To conclude, here is our advice to workplace wellness vendors trying to justify what popular healthcare blogger Paul Levy calls the “wellness tax“: shut up and just be happy you still get to collect it, and that the authorities haven’t shut you down. (A doctor doing all this overscreening and billing for it would have been shut down.)
Don’t try to justify your hyperdiagnostic jihad on the basis of ROI or any other purpose other than enriching your bank accounts. Every time you try, you provide yet another reason why whatever college gave you a degree in anything other than advanced idiocy should lose its accreditation.
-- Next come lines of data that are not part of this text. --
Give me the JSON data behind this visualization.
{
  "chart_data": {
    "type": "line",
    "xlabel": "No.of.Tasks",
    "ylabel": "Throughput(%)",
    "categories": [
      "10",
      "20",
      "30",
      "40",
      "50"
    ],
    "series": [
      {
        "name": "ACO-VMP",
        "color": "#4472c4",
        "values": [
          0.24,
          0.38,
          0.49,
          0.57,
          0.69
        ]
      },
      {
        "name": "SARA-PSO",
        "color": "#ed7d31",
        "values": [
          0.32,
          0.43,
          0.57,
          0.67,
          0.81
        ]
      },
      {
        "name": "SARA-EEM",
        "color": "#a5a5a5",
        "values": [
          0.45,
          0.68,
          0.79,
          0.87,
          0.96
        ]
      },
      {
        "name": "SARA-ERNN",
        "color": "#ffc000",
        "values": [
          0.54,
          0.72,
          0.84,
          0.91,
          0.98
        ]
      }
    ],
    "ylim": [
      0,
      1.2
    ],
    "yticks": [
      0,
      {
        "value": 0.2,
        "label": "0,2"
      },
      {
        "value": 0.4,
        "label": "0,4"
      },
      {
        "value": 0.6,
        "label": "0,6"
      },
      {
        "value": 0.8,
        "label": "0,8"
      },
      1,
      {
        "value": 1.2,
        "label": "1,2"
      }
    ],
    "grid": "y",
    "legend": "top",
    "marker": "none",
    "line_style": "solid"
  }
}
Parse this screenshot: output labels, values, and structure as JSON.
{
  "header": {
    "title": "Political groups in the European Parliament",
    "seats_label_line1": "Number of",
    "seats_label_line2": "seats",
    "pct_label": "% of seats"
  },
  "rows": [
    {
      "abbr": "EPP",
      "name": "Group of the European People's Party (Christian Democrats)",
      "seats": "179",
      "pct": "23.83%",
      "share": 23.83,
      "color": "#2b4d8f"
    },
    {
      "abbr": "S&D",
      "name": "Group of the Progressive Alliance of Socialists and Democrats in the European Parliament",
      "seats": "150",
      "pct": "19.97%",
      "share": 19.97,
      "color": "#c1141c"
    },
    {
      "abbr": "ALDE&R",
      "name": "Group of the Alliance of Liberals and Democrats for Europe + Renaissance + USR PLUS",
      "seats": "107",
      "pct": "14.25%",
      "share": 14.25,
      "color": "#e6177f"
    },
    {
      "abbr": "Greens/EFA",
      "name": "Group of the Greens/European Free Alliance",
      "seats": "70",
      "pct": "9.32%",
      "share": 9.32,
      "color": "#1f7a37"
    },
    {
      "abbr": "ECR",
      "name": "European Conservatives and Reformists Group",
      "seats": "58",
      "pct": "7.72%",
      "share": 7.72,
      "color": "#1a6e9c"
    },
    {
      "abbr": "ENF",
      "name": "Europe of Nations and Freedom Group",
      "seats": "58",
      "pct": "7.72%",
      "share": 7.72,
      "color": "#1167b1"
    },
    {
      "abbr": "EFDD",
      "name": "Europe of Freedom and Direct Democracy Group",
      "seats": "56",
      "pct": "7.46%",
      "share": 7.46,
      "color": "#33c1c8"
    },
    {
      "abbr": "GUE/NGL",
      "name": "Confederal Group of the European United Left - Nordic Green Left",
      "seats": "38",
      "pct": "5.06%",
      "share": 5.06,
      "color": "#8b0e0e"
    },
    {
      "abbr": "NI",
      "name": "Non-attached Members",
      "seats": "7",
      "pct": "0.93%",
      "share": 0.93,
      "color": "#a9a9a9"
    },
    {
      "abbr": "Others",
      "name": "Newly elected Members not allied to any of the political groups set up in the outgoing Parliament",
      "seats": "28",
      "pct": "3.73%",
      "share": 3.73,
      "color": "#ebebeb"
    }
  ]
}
Anyone care to become a wellness vendor? Good news: you can buy a wellness franchise from Star Wellness without knowing a single thing about healthcare…
…as long as you have your checkbook handy.
They do, however, recommend a background in sales, finance, or municipal administration.
The other good news — for you salespeople, financiers, or city managers — is that Star Wellness will teach you everything you need to know about wellness:
Yes, in five days you too can learn everything that Star Wellness knows, like how to ignore USPSTF guidelines, which is one category in which Star leads the industry. (One place they lag is reading comprehension, since we have already pointed out that most of what they propose is more likely to harm employees than benefit them…and yet they continue to advertise these hazardous screens.)
In addition to “up to” 5 days in the classroom, franchisees also get 3 days of on-the job training. So in case anyone is keeping score at home:
- Training required to get a job as a wellness vendor: 8 days
- Training required to get a job as a housekeeper at the Four Seasons: 10 days
This intensive training has captured the attention of WELCOA, which has named Star a Premier Provider:
WELCOA has very high standards, as we have noted on They Said What. One thing they excel at is spelling the name of their founder, assuming their founder invented the all-you-can-eat self-service restaurant.
A commitment to excellence, like that displayed by Star Wellness and WELCOA, might explain why employers have gone all-in on the notion that teaching employees, for example, to drink eight glasses of water a day will reduce healthcare costs, and also increase productivity, at least between trips to the water coolers and the rest rooms.